Maryland eyes move away from electricity deregulation

October 3, 2011
The Baltimore Sun
Jay Hancock

Last week, a decade after Maryland deregulated electricity by splitting the business of generating power from the business of delivering it to your house, worried regulators took a step backward.

They essentially ordered Baltimore Gas and Electric Co. and Potomac Electric Power Co. to seek proposals for building a big, new electricity plant — and billing the cost to ratepayers.

BGE, Pepco and other delivery companies were supposed to be through with generation plants. They were supposed to supply households, factories and stores with electricity bought from third parties on the unregulated wholesale market.

But the market has failed to deliver many of deregulation's promises. It's time for Maryland to take control of its energy fate and move in the opposite direction, if only a little.

"This is basically a step outside the market," Michael C. Powell, a Baltimore energy lawyer, said of the order by Maryland's Public Service Commission. "And it's trying to manage prices in a nonmarket fashion. But we won't know for years what the results of this would be if they carry through."

To prevent potential blackouts and reduce Maryland's reliance on imported electricity, the commission ordered utilities to consider proposals for a plant or plants fueled by natural gas and capable of delivering up to 1,500 megawatts of power.

That's enough to light more than a million houses. It's a far bigger enterprise than Gov. Martin O'Malley's proposed offshore wind farm. It would be the biggest addition to Maryland's generation fleet in two decades.

BGE, Pepco and the other utilities wouldn't actually own the plant or plants, as in days of old. But they would ensure construction by agreeing to buy power from the plants over a period of several years — roughly the way things worked under many decades of regulation.

The commission must give final approval to any deal. But Connecticut, New Jersey and other states with second thoughts about deregulation have taken similar steps. Maryland's Friday deadline for utilities to request generation proposals sharply raises the odds that something will happen here, as well.

Maryland burns more electricity than it makes, which means almost a third of its megawatts must be piped in from neighboring states. That's expensive. Imported juice incurs "congestion" charges to make it here over a crowded grid. The shortage of in-state generation means Maryland suppliers can charge a scarcity markup, too.

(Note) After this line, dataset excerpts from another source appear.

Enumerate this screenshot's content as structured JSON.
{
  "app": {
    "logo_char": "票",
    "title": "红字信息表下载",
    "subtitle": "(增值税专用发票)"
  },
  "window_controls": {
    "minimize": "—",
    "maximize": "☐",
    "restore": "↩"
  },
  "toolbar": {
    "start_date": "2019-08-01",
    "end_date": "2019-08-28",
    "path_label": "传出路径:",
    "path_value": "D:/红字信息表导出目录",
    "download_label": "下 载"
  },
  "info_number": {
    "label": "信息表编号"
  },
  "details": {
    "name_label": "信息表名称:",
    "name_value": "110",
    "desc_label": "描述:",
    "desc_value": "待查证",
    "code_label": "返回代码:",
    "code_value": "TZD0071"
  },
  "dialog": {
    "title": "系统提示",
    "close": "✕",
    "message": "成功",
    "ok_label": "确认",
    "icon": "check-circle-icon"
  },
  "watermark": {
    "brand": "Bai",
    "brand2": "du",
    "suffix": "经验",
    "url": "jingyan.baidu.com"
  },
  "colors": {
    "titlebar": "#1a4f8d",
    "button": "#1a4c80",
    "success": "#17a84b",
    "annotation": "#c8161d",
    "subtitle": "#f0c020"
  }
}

Deregulation was supposed to fix this. High prices were expected to lure developers to build electricity plants at their own risk and cost. But in Maryland, that never happened. Hardly any new generation has been added since the 1990s, even as the state's economy grew.

The charitable explanation is that temporary Maryland price caps and then the economic crisis kept companies from getting financing. Another explanation is that incumbent generators such as Constellation Energy are making so much money from the status quo that they'd be crazy to mess with it.

Whatever the reason, the Public Service Commission, which has been contemplating ratepayer-financed generation for years, finally decided to move.

This would be re-regulation lite — not nearly as drastic as seizing and slapping price controls on Calvert Cliffs, Brandon Shores and other generation plants owned by Constellation. (Deregulation gave Constellation control of those former BGE plants and the right to charge whatever the market would bear.)

But make no mistake. By indirectly charging utility customers for the cost of a new plant, implementation of the commission's proposal would mean that deregulation in Maryland has gone into reverse.

And it might cost you money. Capital costs for the plant would be built into any supply deal it signs with BGE, Pepco and other utilities. You, the electricity customer, would basically be paying off the plant's mortgage — of, say, $800 million — as well as buying its energy.

According to one, optimistic scenario, however, that could actually cut metro Baltimore's power costs. Locally generated megawatts are so scarce, according to this argument, that a new supply would lower prices across the market and more than compensate for the expense of building the plant.

"If there's a contract awarded, it's going to have a significant impact on [lowering] rates," claims Braith Kelly, senior vice president at Competitive Power Ventures, which proposes to build a $750 million, gas-fired plant in Charles County under this scenario. "There's going to have to be a lot of sharp pencils to make it work. It's going to have to work for ratepayers."

Constellation, for its part, is still analyzing last week's commission order. The company questions "whether additional natural gas generation in Maryland is needed" and "whether the PSC should take the extraordinary step of requiring it instead of letting supply and demand signals trigger new construction," said James L. Connaughton, a Constellation executive vice president.

But Constellation is hardly disinterested. Last week, Deutsche Bank analysts wrote that competition from a new, ratepayer-financed Maryland plant could "create pressure" not only on the stock of Constellation but on the stock of Chicago-based Exelon Corp., which has agreed to buy the Baltimore company.

So things are moving in a direction that could be advantageous for Maryland electricity consumers and detrimental to Constellation shareholders. That really would be a switch.